The reliance on logic to bolster axioms goes hand-in-hand with the power of conventional wisdom. Again, as humans, we often think of logic as an objective, self-regulating *thing* – that if something is logical, that means something about its realness that extends beyond our own perception. However, logic is a system that we invented to try to systematize understanding things that aren’t easily perceived, like abstract concepts. It’s still grounded in our perception, and it can vary greatly from person to person. Indeed, if you listen to people argue, often the argument will boil down to both people stating their logic, and then getting angry that the other person doesn’t accept it or continues to believe their logic is a better fit. That’s because logic isn’t abstract or objective – it’s based on what axioms we presume at the outset, what laws we lay out to work within. If these axioms aren’t specified, or if we want to question the axioms themselves, the whole system breaks down.
To take the example of flossing, it may sound logical to say rubbing a piece of waxed filament between your teeth breaks up plaque formations, but it’s also logical to argue that since plaque forms first on a molecular level, using floss to break it up would be like using the side of a skyscraper to push a balled up piece of paper across a street. Being able to formulate an argument that sounds logical to support an idea doesn’t make the idea true – that’s the very definition of a justification.
Unfortunately, there’s no real solution here, but at the very least, these issues about testing or understanding axioms demonstrate that how desperately we need new and better language for discussing scientific and scholarly findings.
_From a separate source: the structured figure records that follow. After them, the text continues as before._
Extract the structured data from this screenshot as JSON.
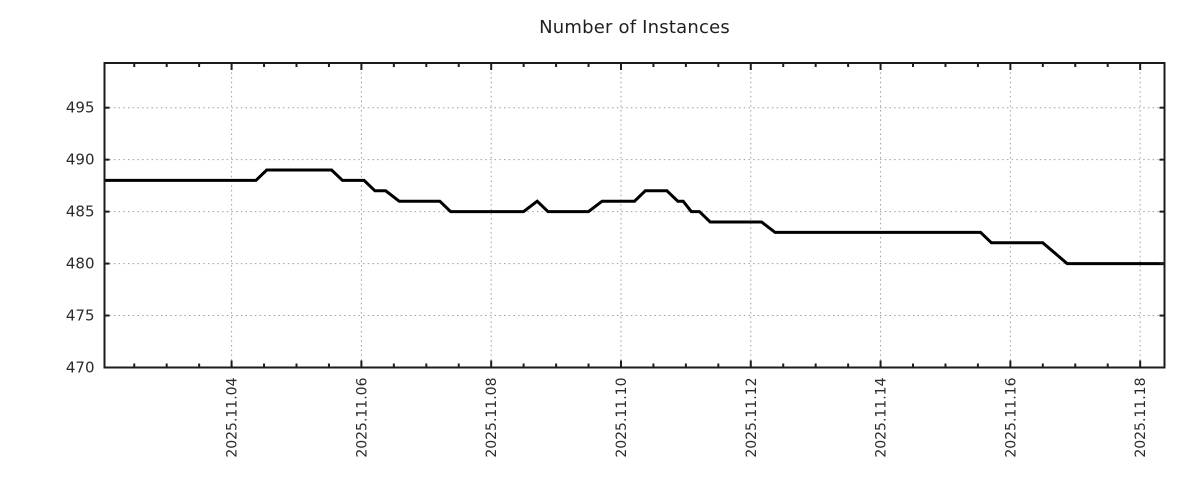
{
  "chart_data": {
    "type": "line",
    "title": "Number of Instances",
    "grid": "dotted",
    "legend": "none",
    "x_axis": {
      "range": [
        "2025-11-02 01:00",
        "2025-11-18 09:00"
      ],
      "major_ticks": [
        {
          "t": "2025-11-04 00:00",
          "label": "2025.11.04"
        },
        {
          "t": "2025-11-06 00:00",
          "label": "2025.11.06"
        },
        {
          "t": "2025-11-08 00:00",
          "label": "2025.11.08"
        },
        {
          "t": "2025-11-10 00:00",
          "label": "2025.11.10"
        },
        {
          "t": "2025-11-12 00:00",
          "label": "2025.11.12"
        },
        {
          "t": "2025-11-14 00:00",
          "label": "2025.11.14"
        },
        {
          "t": "2025-11-16 00:00",
          "label": "2025.11.16"
        },
        {
          "t": "2025-11-18 00:00",
          "label": "2025.11.18"
        }
      ],
      "minor_tick_interval_hours": 12,
      "label_rotation_deg": 90
    },
    "y_axis": {
      "range": [
        470,
        499.3
      ],
      "major_ticks": [
        470,
        475,
        480,
        485,
        490,
        495
      ]
    },
    "series": [
      {
        "name": "instances",
        "color": "#000000",
        "line_width": 3,
        "points": [
          [
            "2025-11-02 01:00",
            488
          ],
          [
            "2025-11-04 09:00",
            488
          ],
          [
            "2025-11-04 13:00",
            489
          ],
          [
            "2025-11-05 13:00",
            489
          ],
          [
            "2025-11-05 17:00",
            488
          ],
          [
            "2025-11-06 01:00",
            488
          ],
          [
            "2025-11-06 05:00",
            487
          ],
          [
            "2025-11-06 09:00",
            487
          ],
          [
            "2025-11-06 14:00",
            486
          ],
          [
            "2025-11-07 05:00",
            486
          ],
          [
            "2025-11-07 09:00",
            485
          ],
          [
            "2025-11-08 12:00",
            485
          ],
          [
            "2025-11-08 17:00",
            486
          ],
          [
            "2025-11-08 21:00",
            485
          ],
          [
            "2025-11-09 12:00",
            485
          ],
          [
            "2025-11-09 17:00",
            486
          ],
          [
            "2025-11-10 05:00",
            486
          ],
          [
            "2025-11-10 09:00",
            487
          ],
          [
            "2025-11-10 17:00",
            487
          ],
          [
            "2025-11-10 21:00",
            486
          ],
          [
            "2025-11-10 23:00",
            486
          ],
          [
            "2025-11-11 02:00",
            485
          ],
          [
            "2025-11-11 05:00",
            485
          ],
          [
            "2025-11-11 09:00",
            484
          ],
          [
            "2025-11-12 04:00",
            484
          ],
          [
            "2025-11-12 09:00",
            483
          ],
          [
            "2025-11-15 13:00",
            483
          ],
          [
            "2025-11-15 17:00",
            482
          ],
          [
            "2025-11-16 12:00",
            482
          ],
          [
            "2025-11-16 21:00",
            480
          ],
          [
            "2025-11-18 09:00",
            480
          ]
        ]
      }
    ],
    "colors": {
      "line": "#000000",
      "grid": "#9e9e9e",
      "frame": "#1c1c1c",
      "tick_text": "#2b2b2b",
      "title_text": "#1f1f1f",
      "background": "#ffffff"
    }
  }
}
We often talk about scientific findings as if they were the very definition of facts – indisputable, consistent, not open to interpretation or variation by perception, but that’s just not true. All scientific ‘facts’ are based on some axiomatically thinking, and like with any logical proof, we need a way to go back to the start, lay out exactly what those axioms are, and discuss whether they are still sound and reasonable assumptions. At the very least, we need a way to be able to identify them as assumptions. In the short term, it’s probably fine to carry on flossing, but not if it means we all stop asking why exactly we’re doing it.